An "Ugly Climate Cover-up" in Switzerland

VERBIER, Switzerland (Reuters) - Global warming may be the last thing on the minds of extreme skiers speeding down the blustery cliff faces at Verbier-4 Vallees this winter. 

But looking down from the chic Swiss ski resort's 10,800-foot peak, Eric Balet, whose company runs the ski lifts, says climate change has become a business concern. 

The Tortin glacier topping Verbier used to stretch to the base of ski lifts and other paths, but Balet now has to use heavy machinery every autumn to move snow to fill gaps left from the ice formation's steady retreat.

 “Only five to 10 years ago we didn't need any additional snow from the glacier,” said Balet, director general of Televerbier. 

In spring last year, to save surging fuel and other costs from moving the snow, he opted to cover up 26,900 square feet on the glacier's edge with a thin insulating sheet to try to slow the melting.

 The project – inspired when staff noticed some snow lasted throughout the summer under a tarpaulin-covered snowmobile – worried environmentalists, but Balet deemed it a success.

“Everyone thought it was completely crazy,” he said, standing on the slopes amid a throng of skiers. But the results are fantastic.” 

By September, a snowbank 8.2 feet high had survived under the synthetic insulating sheet that Balet said acted “like a parasol.” This summer, he hopes to repeat the effort, this time covering an area nearly four times as large.


Environmental groups aren't convinced.

Pro Natura, Switzerland's branch of Friends of the Earth, says the country's protected landscapes should be left alone. 

“It simply looks totally ugly,” Baet Jans, Pro Natura's head of policy, said in a telephone interview. “What we ask is that they should go through a legal process if they do that, that they should open it to the public,” he said. 

Televerbier has contested the need to receive official permission to lay down the filament, made by Swiss company Fritz Landolt which also supplied material for a similar project at the Andermatt ski resort last year. 

Balet said the material, which is blue on the bottom and white on top, does not damage the environment and can help slow the effects of temperature increases that some scientists say will eventually melt Europe's Alpine glaciers. 

Pro Natura said Verbier's reasoning was “not very credible”, saying his interests were economic. 

“They want to protect their ski tourism.
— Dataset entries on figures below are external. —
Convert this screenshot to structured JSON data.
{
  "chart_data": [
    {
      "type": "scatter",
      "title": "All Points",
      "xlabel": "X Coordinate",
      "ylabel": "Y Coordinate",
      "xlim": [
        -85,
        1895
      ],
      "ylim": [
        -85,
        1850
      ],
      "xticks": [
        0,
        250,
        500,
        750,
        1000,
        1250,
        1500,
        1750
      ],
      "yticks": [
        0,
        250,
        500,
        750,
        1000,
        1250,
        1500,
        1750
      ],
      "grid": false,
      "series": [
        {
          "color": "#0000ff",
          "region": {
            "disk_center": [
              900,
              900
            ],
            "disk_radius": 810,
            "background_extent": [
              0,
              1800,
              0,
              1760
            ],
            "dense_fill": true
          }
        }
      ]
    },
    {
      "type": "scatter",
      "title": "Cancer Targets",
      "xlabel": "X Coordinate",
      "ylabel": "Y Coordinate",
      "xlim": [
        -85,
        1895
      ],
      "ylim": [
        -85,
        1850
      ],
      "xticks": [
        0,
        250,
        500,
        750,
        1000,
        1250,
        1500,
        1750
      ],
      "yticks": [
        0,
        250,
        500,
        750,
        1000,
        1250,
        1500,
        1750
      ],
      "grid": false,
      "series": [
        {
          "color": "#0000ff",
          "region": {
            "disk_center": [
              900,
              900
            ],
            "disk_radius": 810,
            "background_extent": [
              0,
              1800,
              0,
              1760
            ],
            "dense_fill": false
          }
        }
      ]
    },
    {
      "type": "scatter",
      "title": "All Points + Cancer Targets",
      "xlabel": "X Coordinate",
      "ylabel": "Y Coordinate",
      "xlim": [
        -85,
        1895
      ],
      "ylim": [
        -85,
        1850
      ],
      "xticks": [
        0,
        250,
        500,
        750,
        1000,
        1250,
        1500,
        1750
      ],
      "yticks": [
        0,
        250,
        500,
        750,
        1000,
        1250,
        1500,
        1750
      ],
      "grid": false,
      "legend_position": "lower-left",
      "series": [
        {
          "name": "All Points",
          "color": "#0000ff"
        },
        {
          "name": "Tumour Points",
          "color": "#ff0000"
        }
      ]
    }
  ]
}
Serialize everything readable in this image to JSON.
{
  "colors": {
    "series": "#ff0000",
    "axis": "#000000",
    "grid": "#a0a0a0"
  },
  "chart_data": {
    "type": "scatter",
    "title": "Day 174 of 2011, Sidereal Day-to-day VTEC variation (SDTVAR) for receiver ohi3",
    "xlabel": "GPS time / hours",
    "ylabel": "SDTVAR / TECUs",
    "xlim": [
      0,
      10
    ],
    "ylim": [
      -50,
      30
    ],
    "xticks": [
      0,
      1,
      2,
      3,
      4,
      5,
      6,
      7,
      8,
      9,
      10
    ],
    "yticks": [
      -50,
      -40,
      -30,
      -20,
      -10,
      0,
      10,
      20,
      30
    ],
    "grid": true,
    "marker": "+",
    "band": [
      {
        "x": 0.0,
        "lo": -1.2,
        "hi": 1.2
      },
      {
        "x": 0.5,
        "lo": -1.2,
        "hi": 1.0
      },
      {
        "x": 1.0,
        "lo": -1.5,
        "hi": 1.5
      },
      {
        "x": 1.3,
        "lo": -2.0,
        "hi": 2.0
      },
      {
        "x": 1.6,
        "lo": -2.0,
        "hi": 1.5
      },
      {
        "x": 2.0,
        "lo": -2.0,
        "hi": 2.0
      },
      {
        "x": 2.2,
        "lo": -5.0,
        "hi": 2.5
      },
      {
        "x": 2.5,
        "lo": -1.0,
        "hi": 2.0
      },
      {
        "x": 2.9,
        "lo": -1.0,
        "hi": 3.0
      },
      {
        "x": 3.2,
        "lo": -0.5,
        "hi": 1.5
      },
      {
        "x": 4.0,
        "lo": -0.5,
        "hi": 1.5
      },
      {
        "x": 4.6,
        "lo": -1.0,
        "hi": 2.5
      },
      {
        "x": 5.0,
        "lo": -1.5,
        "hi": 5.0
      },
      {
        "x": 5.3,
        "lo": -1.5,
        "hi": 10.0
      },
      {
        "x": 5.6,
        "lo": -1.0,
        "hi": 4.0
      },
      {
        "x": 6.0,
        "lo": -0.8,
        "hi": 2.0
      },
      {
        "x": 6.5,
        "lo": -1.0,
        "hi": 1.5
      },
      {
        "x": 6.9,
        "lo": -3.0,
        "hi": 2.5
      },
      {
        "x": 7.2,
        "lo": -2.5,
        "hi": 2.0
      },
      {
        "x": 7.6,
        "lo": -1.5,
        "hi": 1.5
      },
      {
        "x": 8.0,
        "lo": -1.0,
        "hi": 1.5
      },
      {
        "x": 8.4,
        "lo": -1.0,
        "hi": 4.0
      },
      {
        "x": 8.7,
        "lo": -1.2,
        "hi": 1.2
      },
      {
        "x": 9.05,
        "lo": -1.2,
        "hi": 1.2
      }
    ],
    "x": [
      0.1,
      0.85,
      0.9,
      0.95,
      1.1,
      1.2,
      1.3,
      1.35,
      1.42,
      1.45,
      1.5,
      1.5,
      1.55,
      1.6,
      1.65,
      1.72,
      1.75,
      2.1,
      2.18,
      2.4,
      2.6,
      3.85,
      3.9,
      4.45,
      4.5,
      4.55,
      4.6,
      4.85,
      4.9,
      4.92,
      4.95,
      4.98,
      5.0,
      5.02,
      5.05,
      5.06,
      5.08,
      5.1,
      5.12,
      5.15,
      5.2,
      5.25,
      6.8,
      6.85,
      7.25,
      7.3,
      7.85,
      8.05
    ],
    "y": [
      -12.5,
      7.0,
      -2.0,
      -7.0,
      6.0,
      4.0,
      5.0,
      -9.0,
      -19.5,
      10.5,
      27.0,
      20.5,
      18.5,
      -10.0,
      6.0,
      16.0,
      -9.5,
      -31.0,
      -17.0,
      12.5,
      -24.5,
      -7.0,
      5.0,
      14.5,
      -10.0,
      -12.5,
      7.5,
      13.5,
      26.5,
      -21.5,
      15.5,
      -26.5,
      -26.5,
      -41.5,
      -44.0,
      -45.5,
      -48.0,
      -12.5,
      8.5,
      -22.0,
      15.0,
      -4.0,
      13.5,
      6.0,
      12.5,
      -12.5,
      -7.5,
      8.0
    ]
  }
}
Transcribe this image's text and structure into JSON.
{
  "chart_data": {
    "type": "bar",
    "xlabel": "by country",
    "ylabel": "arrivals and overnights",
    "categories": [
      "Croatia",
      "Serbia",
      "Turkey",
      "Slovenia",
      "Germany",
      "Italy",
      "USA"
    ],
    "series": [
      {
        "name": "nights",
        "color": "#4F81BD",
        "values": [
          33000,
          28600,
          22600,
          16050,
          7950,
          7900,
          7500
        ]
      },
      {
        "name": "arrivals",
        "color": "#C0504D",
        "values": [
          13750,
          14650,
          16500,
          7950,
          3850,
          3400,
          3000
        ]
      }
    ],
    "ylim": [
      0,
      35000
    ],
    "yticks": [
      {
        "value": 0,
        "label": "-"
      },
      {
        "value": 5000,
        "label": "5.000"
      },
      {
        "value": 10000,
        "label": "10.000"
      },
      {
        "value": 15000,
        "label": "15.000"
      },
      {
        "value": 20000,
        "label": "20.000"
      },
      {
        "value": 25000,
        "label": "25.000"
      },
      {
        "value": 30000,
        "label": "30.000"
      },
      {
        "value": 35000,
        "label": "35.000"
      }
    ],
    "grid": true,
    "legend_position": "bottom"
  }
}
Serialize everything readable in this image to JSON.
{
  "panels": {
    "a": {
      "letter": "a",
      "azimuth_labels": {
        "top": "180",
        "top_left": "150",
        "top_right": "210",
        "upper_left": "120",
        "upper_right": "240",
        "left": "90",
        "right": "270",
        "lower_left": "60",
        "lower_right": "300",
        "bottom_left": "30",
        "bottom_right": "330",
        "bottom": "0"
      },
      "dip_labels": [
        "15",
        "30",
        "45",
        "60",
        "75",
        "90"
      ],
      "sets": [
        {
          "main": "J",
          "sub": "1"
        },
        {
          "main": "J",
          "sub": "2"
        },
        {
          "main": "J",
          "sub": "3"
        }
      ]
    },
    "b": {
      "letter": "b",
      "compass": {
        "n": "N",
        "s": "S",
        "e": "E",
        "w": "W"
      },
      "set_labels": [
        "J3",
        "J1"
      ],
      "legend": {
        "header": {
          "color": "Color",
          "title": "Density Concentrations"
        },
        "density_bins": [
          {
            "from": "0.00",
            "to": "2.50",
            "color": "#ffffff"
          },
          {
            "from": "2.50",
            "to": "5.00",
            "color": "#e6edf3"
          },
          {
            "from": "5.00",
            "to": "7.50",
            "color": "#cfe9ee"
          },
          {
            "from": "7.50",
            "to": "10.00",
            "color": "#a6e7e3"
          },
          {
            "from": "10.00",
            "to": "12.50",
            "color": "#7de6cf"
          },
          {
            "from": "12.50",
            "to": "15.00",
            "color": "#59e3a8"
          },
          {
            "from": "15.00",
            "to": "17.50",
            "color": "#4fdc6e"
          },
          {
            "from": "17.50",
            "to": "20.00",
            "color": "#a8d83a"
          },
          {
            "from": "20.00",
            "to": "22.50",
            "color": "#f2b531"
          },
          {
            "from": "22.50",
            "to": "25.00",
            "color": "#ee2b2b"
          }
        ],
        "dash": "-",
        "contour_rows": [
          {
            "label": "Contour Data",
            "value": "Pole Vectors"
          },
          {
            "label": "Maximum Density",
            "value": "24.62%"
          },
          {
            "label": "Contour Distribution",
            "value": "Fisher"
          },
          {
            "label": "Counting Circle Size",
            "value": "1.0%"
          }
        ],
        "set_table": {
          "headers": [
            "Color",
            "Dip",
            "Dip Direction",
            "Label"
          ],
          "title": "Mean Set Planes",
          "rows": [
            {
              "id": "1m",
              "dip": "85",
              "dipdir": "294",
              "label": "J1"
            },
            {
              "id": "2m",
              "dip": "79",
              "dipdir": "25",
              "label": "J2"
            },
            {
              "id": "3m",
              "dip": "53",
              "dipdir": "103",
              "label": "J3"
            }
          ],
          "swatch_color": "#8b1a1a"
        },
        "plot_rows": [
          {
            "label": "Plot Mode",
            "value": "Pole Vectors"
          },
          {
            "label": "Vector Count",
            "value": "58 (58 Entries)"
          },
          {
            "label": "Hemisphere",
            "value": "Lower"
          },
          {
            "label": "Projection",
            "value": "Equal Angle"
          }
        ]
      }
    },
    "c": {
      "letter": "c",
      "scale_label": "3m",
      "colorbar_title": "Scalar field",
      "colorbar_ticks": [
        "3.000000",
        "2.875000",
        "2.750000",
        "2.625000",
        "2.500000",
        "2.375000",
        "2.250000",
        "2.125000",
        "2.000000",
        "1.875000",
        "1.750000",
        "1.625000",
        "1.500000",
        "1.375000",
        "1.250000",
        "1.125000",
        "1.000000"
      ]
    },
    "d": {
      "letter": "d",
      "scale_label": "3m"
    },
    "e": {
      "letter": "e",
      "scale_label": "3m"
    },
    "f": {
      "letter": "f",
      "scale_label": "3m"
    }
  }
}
They want to be able to ski on these glaciers,” Jans said, adding that Verbier and other Swiss resorts were exacerbating global warming by adding parking lots and boosting road traffic in the Alps.

 “This is a funny way to deal with the problem,” he declared.

© Reuters 2006


I have a hardback edition of Boiling Point, signed by you when you were in Olympia.

I always appreciated your work on global warming, and was glad to see your analysis of the politics of the problem, along with your  view of the best  solution.

But right now polls have consistently showed that 65%-75% of the U.S. population understands global warming is a serious problem (though they may not have grasped it’s urgency; though latest polls even suggest that is beginning to sink in.)

It seems to me that current trope among denialists is: “yes human caused  global warming is happening - but on the one hand it is too late to do anything, and even if was not too late, we don’t know how do anything without wrecking the world economy. The thing to do is wait, and do more research to learn how to summon the tooth fairy and then she will solve everything in one swell foop.”

So I’m wondering, given that there are solutions out there, shouldn’t we put more emphasis on the fact that we do have a little time left to avoid the worst consequences if we begin to act now, and that there are  immense numbers of things we can do now without waiting for magic breakthroughs?

Mind you, I think you are making an immense contribution by including anctedotes such as this one. Stories, not statistics are how the public learns. But  maybe it is just as important to tell stories about  people who convert their Priuses to plug-in hybrids, or commerical buildings that operate with 70% less energy than average, just through efficiency means, or the midsize Solectria Sunrise electric car demonstrated in 1997 that had a 240 mile range, got the equivalent of between 90 and 200+ mpg (depending on the type of electric grid used to charge it) and ran at normal highway speeds. (Electric cars, by the way, are quite peppy -  great acceleration, great feel.) We need to tell these stories, not  to spread the idea that the market will magically solve everything, but to emphasize that problem is political not a technical one.